Khaled Hosseini was born in Kabul, Afghanistan, in 1965. His father was a diplomat in the Afghan Foreign Ministry and his mother taught Farsi and history at a high school in Kabul. In 1976, the Foreign Ministry relocated the Hosseini family to Paris. They were ready to return to Kabul in 1980, but by then their homeland had witnessed a bloody communist coup and the invasion of the Soviet Army. The Hosseinis sought and were granted political asylum in the United States, and in September 1980 moved to San Jose, California. Hosseini graduated from high school in 1984 and enrolled at Santa Clara University, where he earned a bachelor’s degree in biology in 1988. The following year he entered the University of California, San Diego, School of Medicine, where he earned a medical degree in 1993. He completed his residency at Cedars-Sinai medical center in Los Angeles and was a practicing internist between 1996 and 2004.
In March 2001, while practicing medicine, Hosseini began writing his first novel, The Kite Runner, which was published by Riverhead Books in 2003. That debut went on to launch one of the biggest literary careers of our time.

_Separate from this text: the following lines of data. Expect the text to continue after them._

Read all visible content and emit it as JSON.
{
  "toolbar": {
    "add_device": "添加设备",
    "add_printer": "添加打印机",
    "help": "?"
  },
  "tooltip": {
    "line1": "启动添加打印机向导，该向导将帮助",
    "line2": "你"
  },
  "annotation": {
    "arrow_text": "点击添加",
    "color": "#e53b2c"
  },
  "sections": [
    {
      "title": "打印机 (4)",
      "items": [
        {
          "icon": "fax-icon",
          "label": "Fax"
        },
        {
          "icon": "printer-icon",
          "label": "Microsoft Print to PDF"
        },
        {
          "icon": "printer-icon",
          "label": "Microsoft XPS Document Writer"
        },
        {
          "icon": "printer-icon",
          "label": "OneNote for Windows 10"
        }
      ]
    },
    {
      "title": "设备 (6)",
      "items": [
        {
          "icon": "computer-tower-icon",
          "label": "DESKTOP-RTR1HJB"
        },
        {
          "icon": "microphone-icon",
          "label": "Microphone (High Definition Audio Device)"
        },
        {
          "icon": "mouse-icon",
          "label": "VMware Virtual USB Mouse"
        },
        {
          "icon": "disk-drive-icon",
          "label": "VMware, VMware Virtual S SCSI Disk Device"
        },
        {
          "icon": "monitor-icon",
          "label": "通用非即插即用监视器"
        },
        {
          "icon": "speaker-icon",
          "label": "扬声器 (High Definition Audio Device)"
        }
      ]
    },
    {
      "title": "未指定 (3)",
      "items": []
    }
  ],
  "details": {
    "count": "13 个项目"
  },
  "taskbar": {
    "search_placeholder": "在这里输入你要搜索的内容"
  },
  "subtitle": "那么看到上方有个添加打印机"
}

Today, Khaled Hosseini is one of the most recognized and bestselling authors in the world. His books, The Kite Runner, A Thousand Splendid Suns, and And the Mountains Echoed, have been published in over seventy countries and sold more than 40 million copies worldwide.
In 2006 Khaled was appointed a Goodwill Ambassador for UNHCR, the UN Refugee Agency. Inspired by a trip he made to Afghanistan with the UNHCR, he later established The Khaled Hosseini Foundation, a 501(c)(3) nonprofit, which provides humanitarian assistance to the people of Afghanistan. He lives in Northern California with his wife and two children.